Good question – and I like your enthusiasm. There's a bunch of answers to that, and one is being honest with your customers upfront and telling them the truth. Just tell them the process and what happened like, “We're going to check it out and figure out what's wrong with it, then we're going to have to source the parts.”
100 years ago when I was an advisor, I would tell them, “Here's the process. It's going to get dispatched to tech. Once the tech has it in their stall, they're going to check it out and they're going to tell me what's wrong with it. I'm going to call you right then.”
My intention behind doing it was getting the customers to pick up the phone when I called. Ask them what their day is like.
“Are you going to be in meetings today? What's the best number to call?”

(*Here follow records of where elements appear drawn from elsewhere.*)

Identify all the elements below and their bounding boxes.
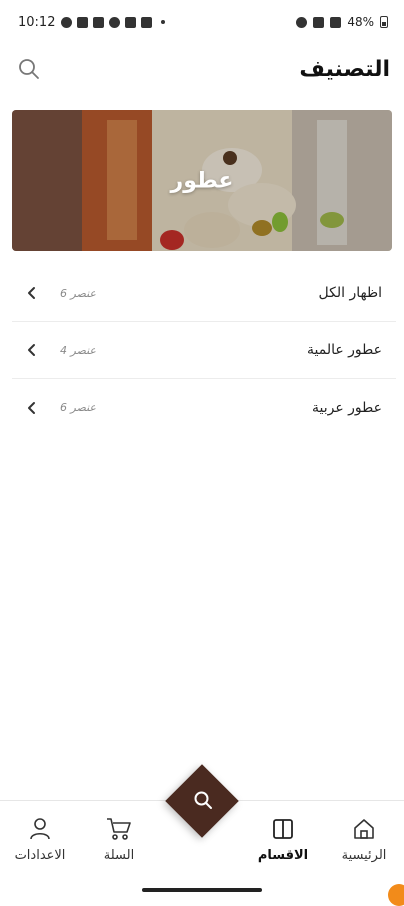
battery-percent: 48% (347, 15, 374, 29)
category-name: اظهار الكل (319, 285, 382, 301)
category-banner[interactable]: عطور (12, 110, 392, 251)
banner-label: عطور (12, 168, 392, 193)
nav-settings[interactable]: الاعدادات (5, 816, 75, 863)
chevron-left-icon (26, 401, 40, 415)
book-icon (248, 816, 318, 842)
search-icon[interactable] (192, 789, 214, 811)
category-meta: 4 عنصر (26, 343, 96, 357)
app-header: التصنيف (0, 44, 404, 94)
app-icon-2 (141, 17, 152, 28)
app-icon (109, 17, 120, 28)
chevron-left-icon (26, 343, 40, 357)
bottom-navigation: الاعدادات السلة الاقسام الرئيسية (0, 800, 404, 900)
nav-cart[interactable]: السلة (84, 816, 154, 863)
nav-sections-label: الاقسام (248, 848, 318, 863)
status-time: 10:12 (18, 15, 55, 30)
signal-icon (330, 17, 341, 28)
youtube-icon (77, 17, 88, 28)
nav-sections[interactable]: الاقسام (248, 816, 318, 863)
search-button[interactable] (14, 54, 44, 84)
gallery-icon (125, 17, 136, 28)
category-row-global-perfumes[interactable]: 4 عنصر عطور عالمية (12, 322, 396, 379)
nav-home-label: الرئيسية (329, 848, 399, 863)
status-left: 10:12 (18, 15, 165, 30)
search-icon (17, 57, 41, 81)
nav-settings-label: الاعدادات (5, 848, 75, 863)
user-icon (5, 816, 75, 842)
home-indicator[interactable] (142, 888, 262, 892)
nav-home[interactable]: الرئيسية (329, 816, 399, 863)
category-meta: 6 عنصر (26, 286, 96, 300)
wifi-icon (313, 17, 324, 28)
category-name: عطور عربية (312, 400, 382, 416)
floating-badge-icon[interactable] (388, 884, 404, 906)
category-row-arabic-perfumes[interactable]: 6 عنصر عطور عربية (12, 379, 396, 436)
page-title: التصنيف (299, 57, 390, 82)
category-count: 4 عنصر (60, 344, 96, 357)
category-row-show-all[interactable]: 6 عنصر اظهار الكل (12, 265, 396, 322)
alarm-icon (296, 17, 307, 28)
category-name: عطور عالمية (307, 342, 382, 358)
notification-bell-icon (61, 17, 72, 28)
home-icon (329, 816, 399, 842)
category-count: 6 عنصر (60, 401, 96, 414)
battery-icon (380, 16, 388, 28)
category-list: 6 عنصر اظهار الكل 4 عنصر عطور عالمية 6 ع… (12, 265, 396, 436)
mail-icon (93, 17, 104, 28)
status-right: 48% (296, 15, 388, 29)
chevron-left-icon (26, 286, 40, 300)
notification-icons (61, 17, 165, 28)
cart-icon (84, 816, 154, 842)
category-meta: 6 عنصر (26, 401, 96, 415)
nav-cart-label: السلة (84, 848, 154, 863)
category-count: 6 عنصر (60, 287, 96, 300)
status-bar: 10:12 48% (0, 0, 404, 44)
more-dot-icon (161, 20, 165, 24)
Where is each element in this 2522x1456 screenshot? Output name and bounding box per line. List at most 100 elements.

I would go through all these things and they knew to be ready for my call because it could mean the car staying another day if they didn't. It never turned them off. It actually pulled them in closer to me, because I was putting like this: if you're not available to do your part, I can't do mine– right?
I used to always ask the other advisors, “Why don't you tell customers the truth?”
Be honest about whether it's going to take a day or two to get the parts. Walk them through what the timeline to repair is. The key is finding a way to be proactive – anticipate the customer's needs as well as your own, and have the true goal of getting their car back in a timely manner. You might not be able to change the process, so if you feel bad that you're not meeting their expectations, change what their expectations should be! Set the record straight!
Another thing you could do is find a vendor that will deliver. I know a lot of independent shops where the parts get delivered twice a day. There might be weird situations where you might have to get something from a dealership but a lot of times you can also hire a parts runner. There are apps out there like TaskRabbit where you could pay someone $20 to go pick up the part if you can't afford a full-time driver. Add that to the quote and pass it along to the customer.
When you look at some of these problems and think they're outside of your control, they're really not. You just need to think a little more outside the box. That’s the entire point of Service Drive Revolution — to get Advisors to think outside the box of what the Service Drive is.
When I wrote service, a lot of the advisors felt like victims. I knew the system sucked, but that wasn't going to stop me from controlling the narrative, because – let's face it – there's never a perfect system.